Forget the teens. They may be rebellious years, but at least you have your dreams. It’s the twenties you have to watch out for., when you’ve traded in your hopes for a suit and a grindingly boring job, when the kids you wanted to inspire stare back at you with glazed eyes, or when you’re still waiting for that record label to find you in the dive you’re playing. The pills you pop don’t give you the same pep. The hot sex has gone stale and the girl in accounts never stops talking.
Is this all there is to life? You don’t have to be 25 to identify with swopping passion for routine, for whatever it is that will pay the mortgage. Everyone knows what it feels like to have “the days you’ve wasted sit at the end of your bed and laugh at you as you try to sleep.”

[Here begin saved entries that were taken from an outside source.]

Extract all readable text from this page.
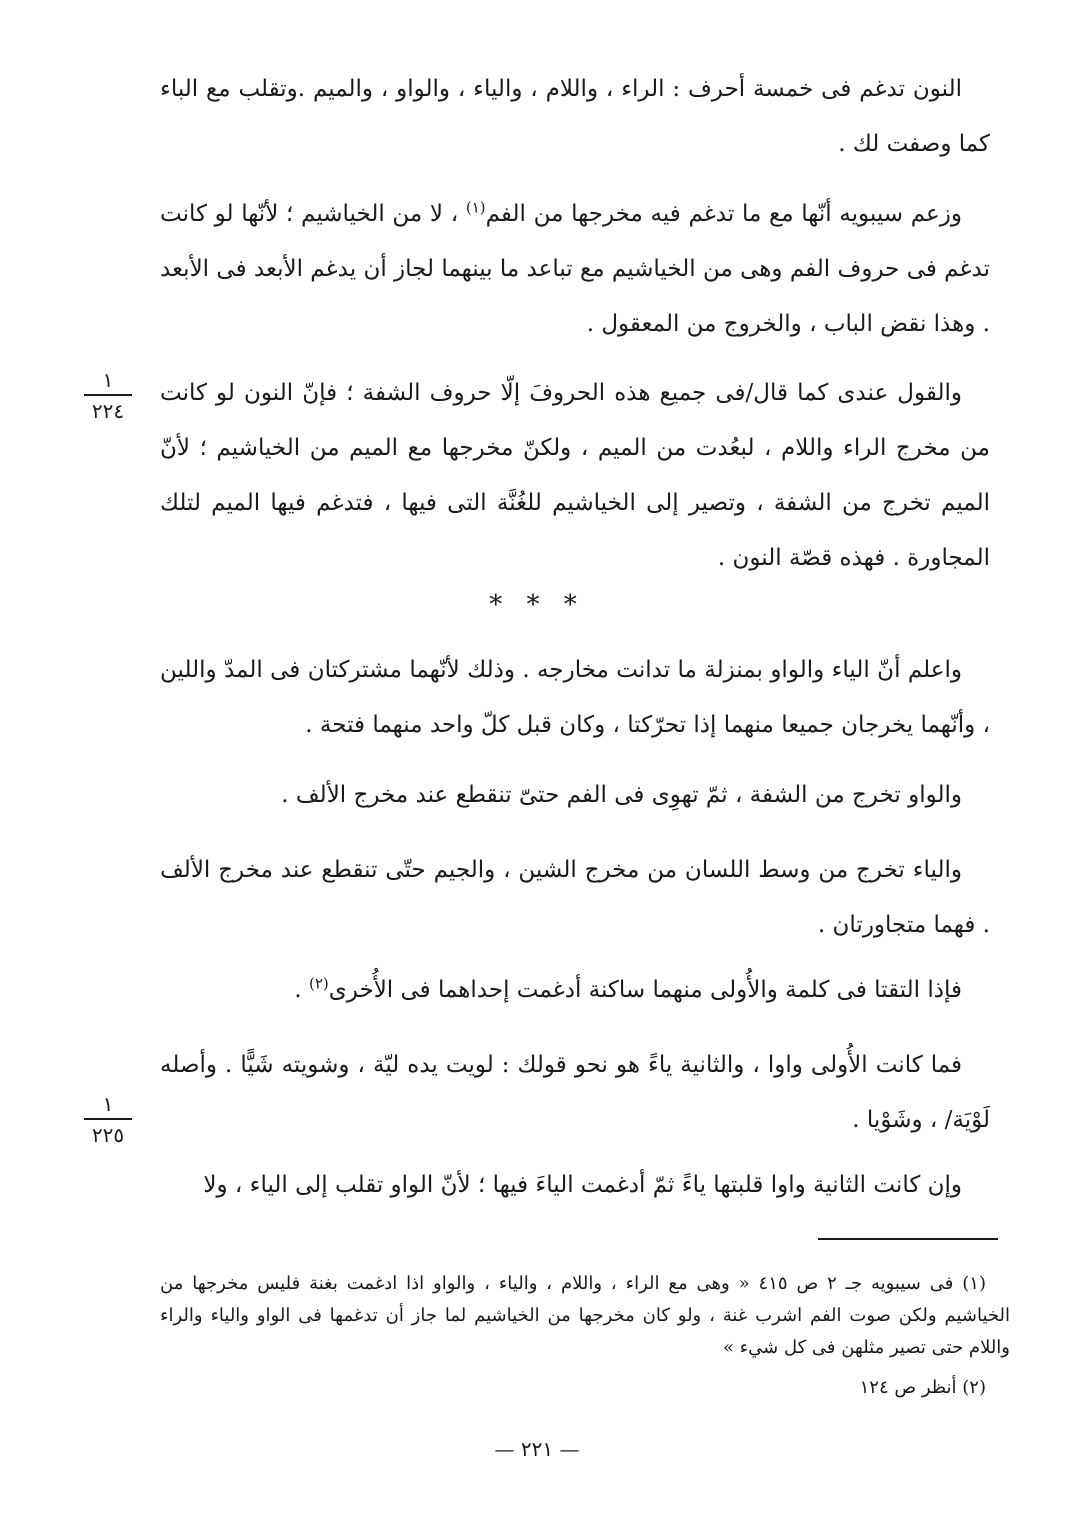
النون تدغم فى خمسة أحرف : الراء ، واللام ، والياء ، والواو ، والميم .وتقلب مع الباء كما وصفت لك .

وزعم سيبويه أنّها مع ما تدغم فيه مخرجها من الفم$^{(١)}$ ، لا من الخياشيم ؛ لأنّها لو كانت تدغم فى حروف الفم وهى من الخياشيم مع تباعد ما بينهما لجاز أن يدغم الأبعد فى الأبعد . وهذا نقض الباب ، والخروج من المعقول .

والقول عندى كما قال/فى جميع هذه الحروفَ إلّا حروف الشفة ؛ فإنّ النون لو كانت من مخرج الراء واللام ، لبعُدت من الميم ، ولكنّ مخرجها مع الميم من الخياشيم ؛ لأنّ الميم تخرج من الشفة ، وتصير إلى الخياشيم للغُنَّة التى فيها ، فتدغم فيها الميم لتلك المجاورة . فهذه قصّة النون .

* * *

واعلم أنّ الياء والواو بمنزلة ما تدانت مخارجه . وذلك لأنّهما مشتركتان فى المدّ واللين ، وأنّهما يخرجان جميعا منهما إذا تحرّكتا ، وكان قبل كلّ واحد منهما فتحة .

والواو تخرج من الشفة ، ثمّ تهوِى فى الفم حتىّ تنقطع عند مخرج الألف .

والياء تخرج من وسط اللسان من مخرج الشين ، والجيم حتّى تنقطع عند مخرج الألف . فهما متجاورتان .

فإذا التقتا فى كلمة والأُولى منهما ساكنة أدغمت إحداهما فى الأُخرى$^{(٢)}$ .

فما كانت الأُولى واوا ، والثانية ياءً هو نحو قولك : لويت يده ليّة ، وشويته شَيًّا . وأصله لَوْيَة/ ، وشَوْيا .

وإن كانت الثانية واوا قلبتها ياءً ثمّ أدغمت الياءَ فيها ؛ لأنّ الواو تقلب إلى الياء ، ولا

١
٢٢٤
١
٢٢٥

(١) فى سيبويه جـ ٢ ص ٤١٥ « وهى مع الراء ، واللام ، والياء ، والواو اذا ادغمت بغنة فليس مخرجها من الخياشيم ولكن صوت الفم اشرب غنة ، ولو كان مخرجها من الخياشيم لما جاز أن تدغمها فى الواو والياء والراء واللام حتى تصير مثلهن فى كل شيء »

(٢) أنظر ص ١٢٤

— ٢٢١ —
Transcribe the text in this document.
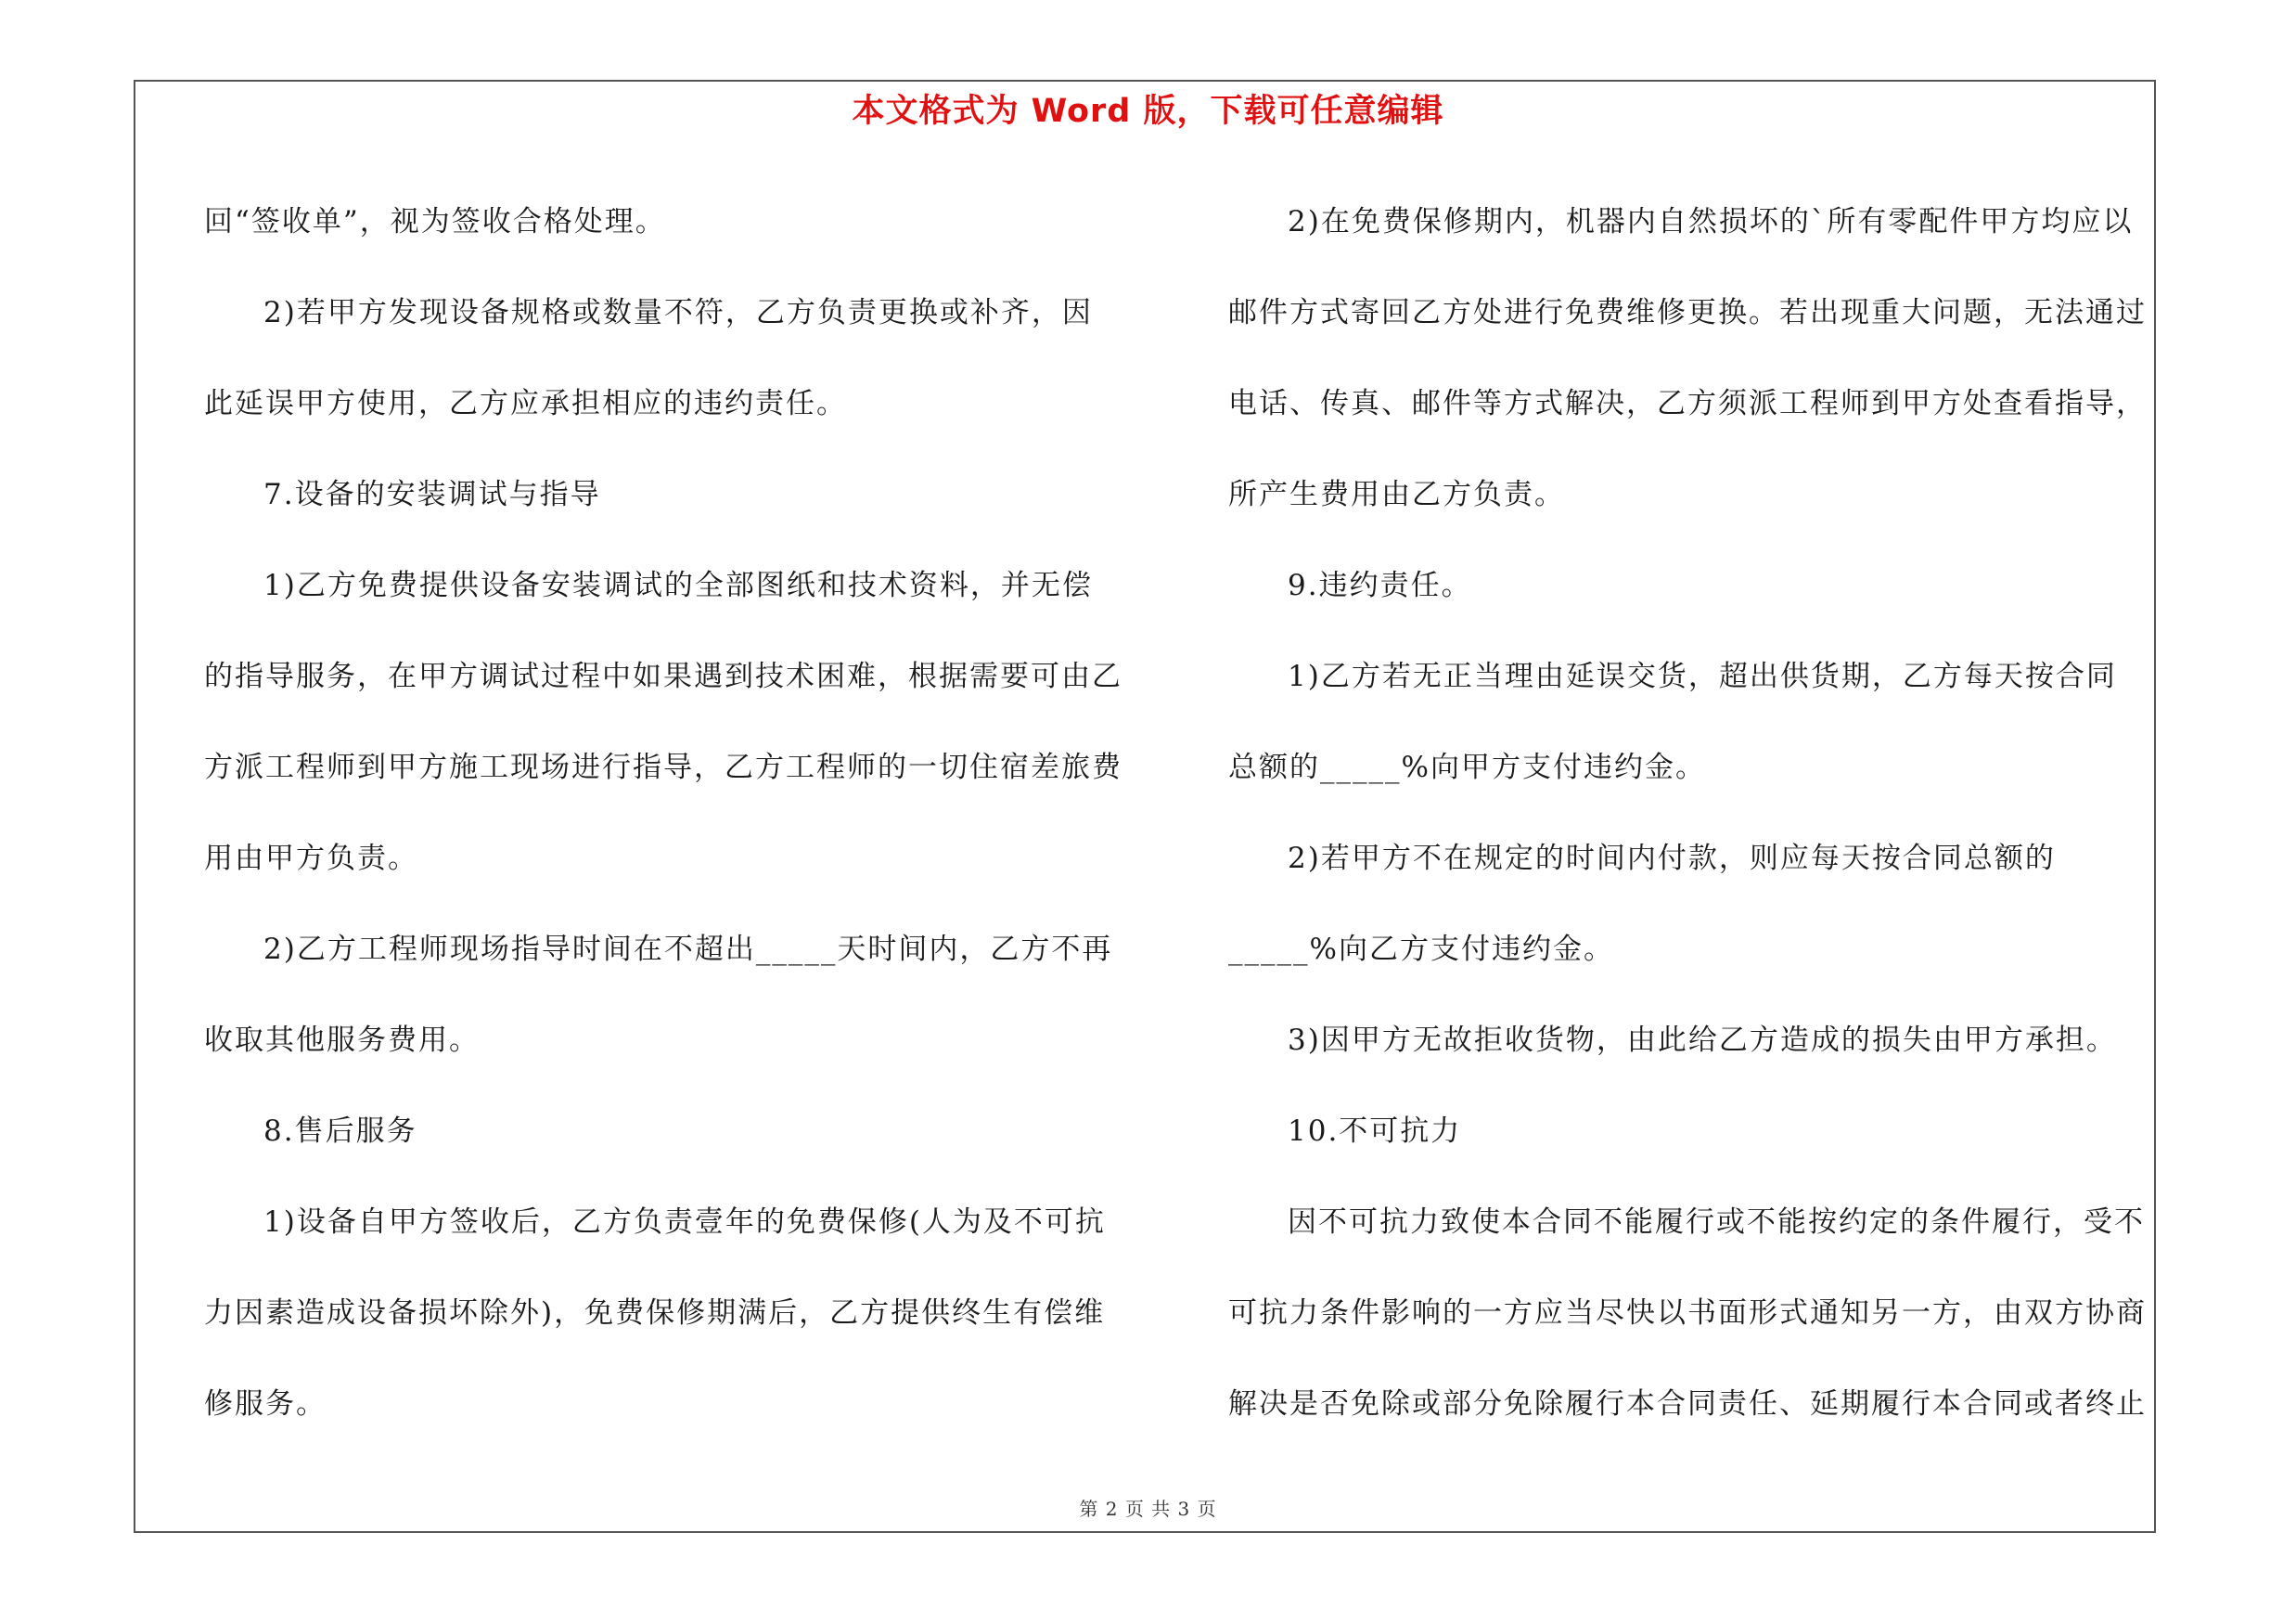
本文格式为 Word 版，下载可任意编辑

回“签收单”，视为签收合格处理。

2)若甲方发现设备规格或数量不符，乙方负责更换或补齐，因此延误甲方使用，乙方应承担相应的违约责任。

7.设备的安装调试与指导

1)乙方免费提供设备安装调试的全部图纸和技术资料，并无偿的指导服务，在甲方调试过程中如果遇到技术困难，根据需要可由乙方派工程师到甲方施工现场进行指导，乙方工程师的一切住宿差旅费用由甲方负责。

2)乙方工程师现场指导时间在不超出_____天时间内，乙方不再收取其他服务费用。

8.售后服务

1)设备自甲方签收后，乙方负责壹年的免费保修(人为及不可抗力因素造成设备损坏除外)，免费保修期满后，乙方提供终生有偿维修服务。

2)在免费保修期内，机器内自然损坏的`所有零配件甲方均应以邮件方式寄回乙方处进行免费维修更换。若出现重大问题，无法通过电话、传真、邮件等方式解决，乙方须派工程师到甲方处查看指导，所产生费用由乙方负责。

9.违约责任。

1)乙方若无正当理由延误交货，超出供货期，乙方每天按合同总额的_____%向甲方支付违约金。

2)若甲方不在规定的时间内付款，则应每天按合同总额的_____%向乙方支付违约金。

3)因甲方无故拒收货物，由此给乙方造成的损失由甲方承担。

10.不可抗力

因不可抗力致使本合同不能履行或不能按约定的条件履行，受不可抗力条件影响的一方应当尽快以书面形式通知另一方，由双方协商解决是否免除或部分免除履行本合同责任、延期履行本合同或者终止

第 2 页 共 3 页
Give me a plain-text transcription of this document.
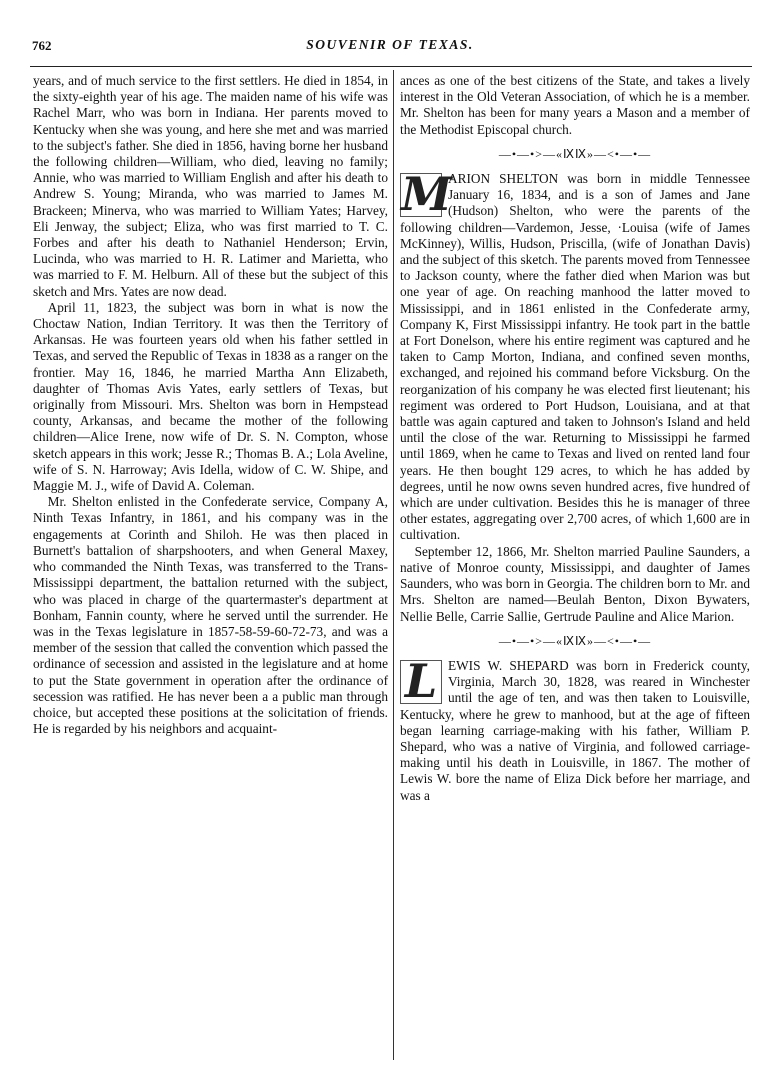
762	SOUVENIR OF TEXAS.

years, and of much service to the first settlers. He died in 1854, in the sixty-eighth year of his age. The maiden name of his wife was Rachel Marr, who was born in Indiana. Her parents moved to Kentucky when she was young, and here she met and was married to the subject's father. She died in 1856, having borne her husband the following children—William, who died, leaving no family; Annie, who was married to William English and after his death to Andrew S. Young; Miranda, who was married to James M. Brackeen; Minerva, who was married to William Yates; Harvey, Eli Jenway, the subject; Eliza, who was first married to T. C. Forbes and after his death to Nathaniel Henderson; Ervin, Lucinda, who was married to H. R. Latimer and Marietta, who was married to F. M. Helburn. All of these but the subject of this sketch and Mrs. Yates are now dead.

April 11, 1823, the subject was born in what is now the Choctaw Nation, Indian Territory. It was then the Territory of Arkansas. He was fourteen years old when his father settled in Texas, and served the Republic of Texas in 1838 as a ranger on the frontier. May 16, 1846, he married Martha Ann Elizabeth, daughter of Thomas Avis Yates, early settlers of Texas, but originally from Missouri. Mrs. Shelton was born in Hempstead county, Arkansas, and became the mother of the following children—Alice Irene, now wife of Dr. S. N. Compton, whose sketch appears in this work; Jesse R.; Thomas B. A.; Lola Aveline, wife of S. N. Harroway; Avis Idella, widow of C. W. Shipe, and Maggie M. J., wife of David A. Coleman.

Mr. Shelton enlisted in the Confederate service, Company A, Ninth Texas Infantry, in 1861, and his company was in the engagements at Corinth and Shiloh. He was then placed in Burnett's battalion of sharpshooters, and when General Maxey, who commanded the Ninth Texas, was transferred to the Trans-Mississippi department, the battalion returned with the subject, who was placed in charge of the quartermaster's department at Bonham, Fannin county, where he served until the surrender. He was in the Texas legislature in 1857-58-59-60-72-73, and was a member of the session that called the convention which passed the ordinance of secession and assisted in the legislature and at home to put the State government in operation after the ordinance of secession was ratified. He has never been a a public man through choice, but accepted these positions at the solicitation of friends. He is regarded by his neighbors and acquaint-

ances as one of the best citizens of the State, and takes a lively interest in the Old Veteran Association, of which he is a member. Mr. Shelton has been for many years a Mason and a member of the Methodist Episcopal church.

—•—•>—«ⅨⅨ»—<•—•—

M
ARION SHELTON was born in middle Tennessee January 16, 1834, and is a son of James and Jane (Hudson) Shelton, who were the parents of the following children—Vardemon, Jesse, ·Louisa (wife of James McKinney), Willis, Hudson, Priscilla, (wife of Jonathan Davis) and the subject of this sketch. The parents moved from Tennessee to Jackson county, where the father died when Marion was but one year of age. On reaching manhood the latter moved to Mississippi, and in 1861 enlisted in the Confederate army, Company K, First Mississippi infantry. He took part in the battle at Fort Donelson, where his entire regiment was captured and he taken to Camp Morton, Indiana, and confined seven months, exchanged, and rejoined his command before Vicksburg. On the reorganization of his company he was elected first lieutenant; his regiment was ordered to Port Hudson, Louisiana, and at that battle was again captured and taken to Johnson's Island and held until the close of the war. Returning to Mississippi he farmed until 1869, when he came to Texas and lived on rented land four years. He then bought 129 acres, to which he has added by degrees, until he now owns seven hundred acres, five hundred of which are under cultivation. Besides this he is manager of three other estates, aggregating over 2,700 acres, of which 1,600 are in cultivation.

September 12, 1866, Mr. Shelton married Pauline Saunders, a native of Monroe county, Mississippi, and daughter of James Saunders, who was born in Georgia. The children born to Mr. and Mrs. Shelton are named—Beulah Benton, Dixon Bywaters, Nellie Belle, Carrie Sallie, Gertrude Pauline and Alice Marion.

—•—•>—«ⅨⅨ»—<•—•—

L EWIS W. SHEPARD was born in Frederick county, Virginia, March 30, 1828, was reared in Winchester until the age of ten, and was then taken to Louisville, Kentucky, where he grew to manhood, but at the age of fifteen began learning carriage-making with his father, William P. Shepard, who was a native of Virginia, and followed carriage-making until his death in Louisville, in 1867. The mother of Lewis W. bore the name of Eliza Dick before her marriage, and was a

Tempest takes three friends who mark a decade of growing up with the anniversary of the one that didn’t. We never find out what happened to Tony, but the trio that remain behind are locked in lives they were never going to lead. The playwright splices rap with shocking monologues and fraught dialogue, vivid imagery and comic insight. It’s beautifully staged in an intimate atmosphere and the trio of actors and a single musician capture all the beauty of the word and the anguish of the soul.
The waves of recognition that were coming from the very twenty-something audience made me think that this is a work every politician should experience. There’s nothing political about it, but it’s the pressure cooker that turned into the riots last year, it’s a generation that is screaming to get out of society’s vice-grip.
Ten years is a long time, yet it feels like yesterday. Where were you a decade ago – and where do you think you’ll be in another ten years?